The Inuit (singular Inuk) are a group of peoples who live in the Arctic regions of Greenland, Canada, and the United States.
The term Eskimo, used in the U.S., includes the Inuit, and Alaska's Yupik and Inupiat peoples, as the Yupik do not consider themselves to be part of the Inuit peoples.
Most Inuit live in the Canadian Arctic and subarctic, mainly in the territory of Nunavu.
Contact with Europeans began with the early Norse arrivals of Vikings, but these were small in number and the contact was really for trade.
The next contact with Europeans was in the 16th century, when whalers built whaling stations on the coast which they occupied for part of the year. In the winter, when the stations were empty, the Inuit raided the stations for tools and iron.
Then Martin Frobisher's expedition in 1576 met Inuit as he was searching for the fabled Northwest Passage to China. The expedition landed at Frobisher Bay, Baffin Island. During this time, five sailors left the English ship and vanished.
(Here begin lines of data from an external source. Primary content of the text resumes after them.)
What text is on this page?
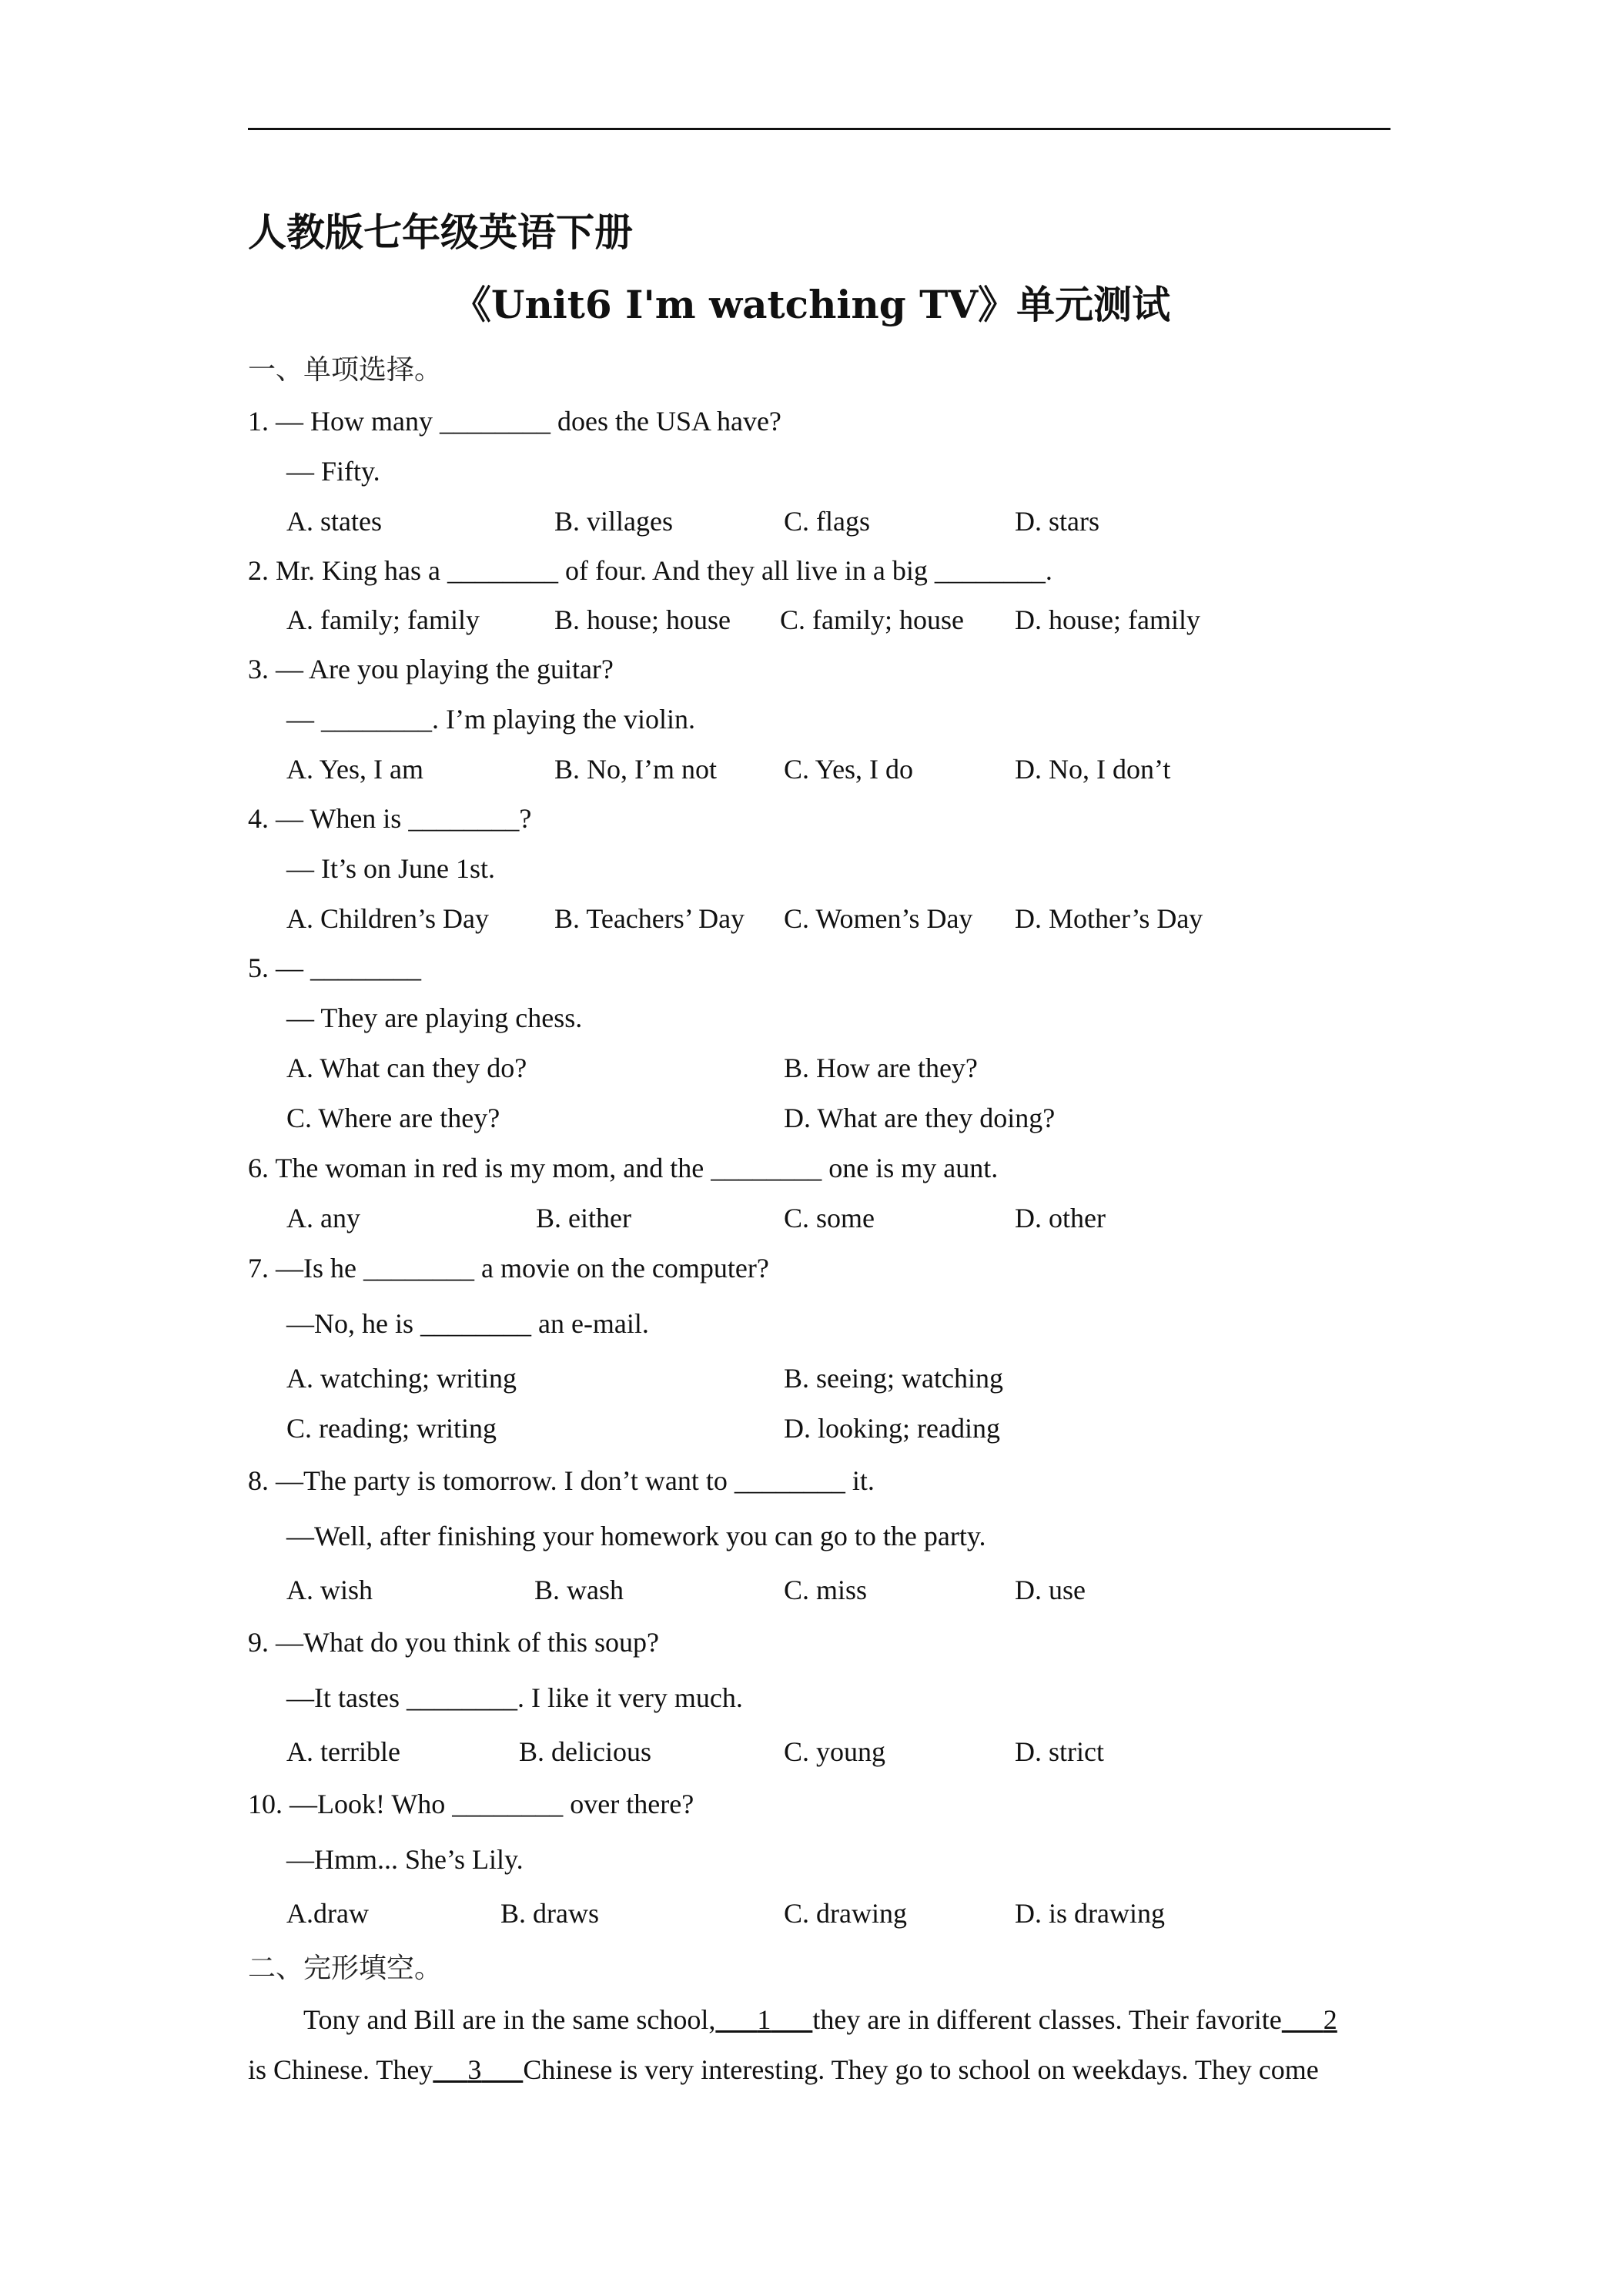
人教版七年级英语下册
《Unit6 I'm watching TV》单元测试
一、单项选择。
1. — How many ________ does the USA have?
— Fifty.
A. states	B. villages	C. flags	D. stars
2. Mr. King has a ________ of four. And they all live in a big ________.
A. family; family	B. house; house C. family; house D. house; family
3. — Are you playing the guitar?
— ________. I’m playing the violin.
A. Yes, I am	B. No, I’m not C. Yes, I do	D. No, I don’t
4. — When is ________?
— It’s on June 1st.
A. Children’s Day B. Teachers’ Day C. Women’s Day D. Mother’s Day
5. — ________
— They are playing chess.
A. What can they do?	B. How are they?
C. Where are they?	D. What are they doing?
6. The woman in red is my mom, and the ________ one is my aunt.
A. any	B. either	C. some	D. other
7. —Is he ________ a movie on the computer?
—No, he is ________ an e-mail.
A. watching; writing	B. seeing; watching
C. reading; writing	D. looking; reading
8. —The party is tomorrow. I don’t want to ________ it.
—Well, after finishing your homework you can go to the party.
A. wish	B. wash	C. miss	D. use
9. —What do you think of this soup?
—It tastes ________. I like it very much.
A. terrible	B. delicious	C. young	D. strict
10. —Look! Who ________ over there?
—Hmm... She’s Lily.
A.draw	B. draws	C. drawing	D. is drawing
二、完形填空。
Tony and Bill are in the same school, 1 they are in different classes. Their favorite 2
is Chinese. They 3 Chinese is very interesting. They go to school on weekdays. They come
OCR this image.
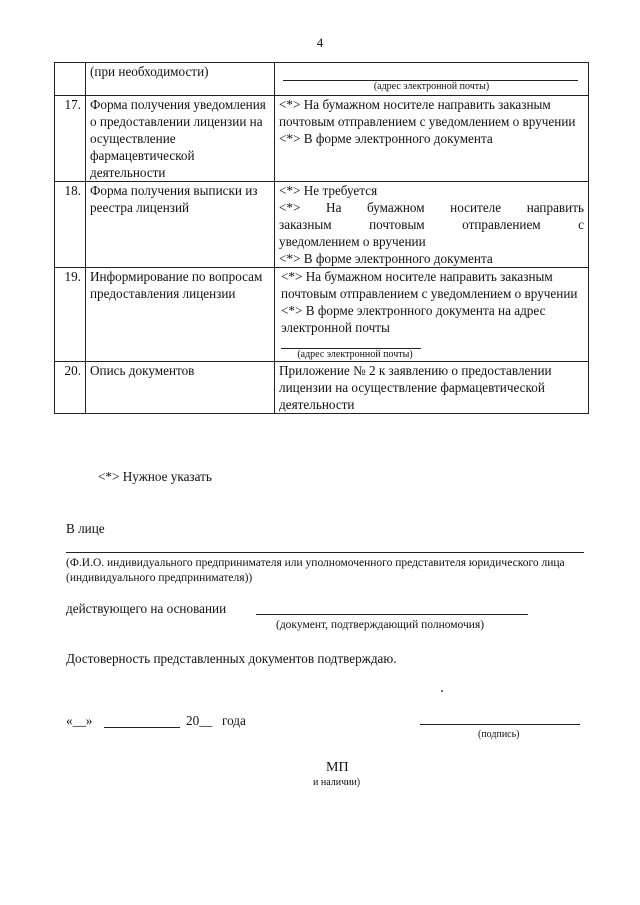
4
	(при необходимости)	(адрес электронной почты)

17.	Форма получения уведомления о предоставлении лицензии на осуществление фармацевтической деятельности	<*> На бумажном носителе направить заказным почтовым отправлением с уведомлением о вручении
<*> В форме электронного документа

18.	Форма получения выписки из реестра лицензий	<*> Не требуется
<*> На бумажном носителе направить
заказным почтовым отправлением с
уведомлением о вручении
<*> В форме электронного документа

19.	Информирование по вопросам предоставления лицензии	<*> На бумажном носителе направить заказным почтовым отправлением с уведомлением о вручении
<*> В форме электронного документа на адрес электронной почты
(адрес электронной почты)

20.	Опись документов	Приложение № 2 к заявлению о предоставлении лицензии на осуществление фармацевтической деятельности
<*> Нужное указать
В лице
(Ф.И.О. индивидуального предпринимателя или уполномоченного представителя юридического лица (индивидуального предпринимателя))
действующего на основании
(документ, подтверждающий полномочия)
Достоверность представленных документов подтверждаю.
«__»	20__ года
(подпись)
МП
и наличии)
This resulted in a misunderstanding: Frobisher thought they had been captured, the Inuit thought the five had been abandoned.
The European arrival unwittingly brought disease to the Inuit just as it did to other native peoples in the Americas.
During the 19th century, the Hudson's Bay Company opened trading posts where whale products were processed and furs traded.
The lands occupied by the Inuit were of little interest to European settlers. All the same, the governments to the south considered their lands to be part of their own territories.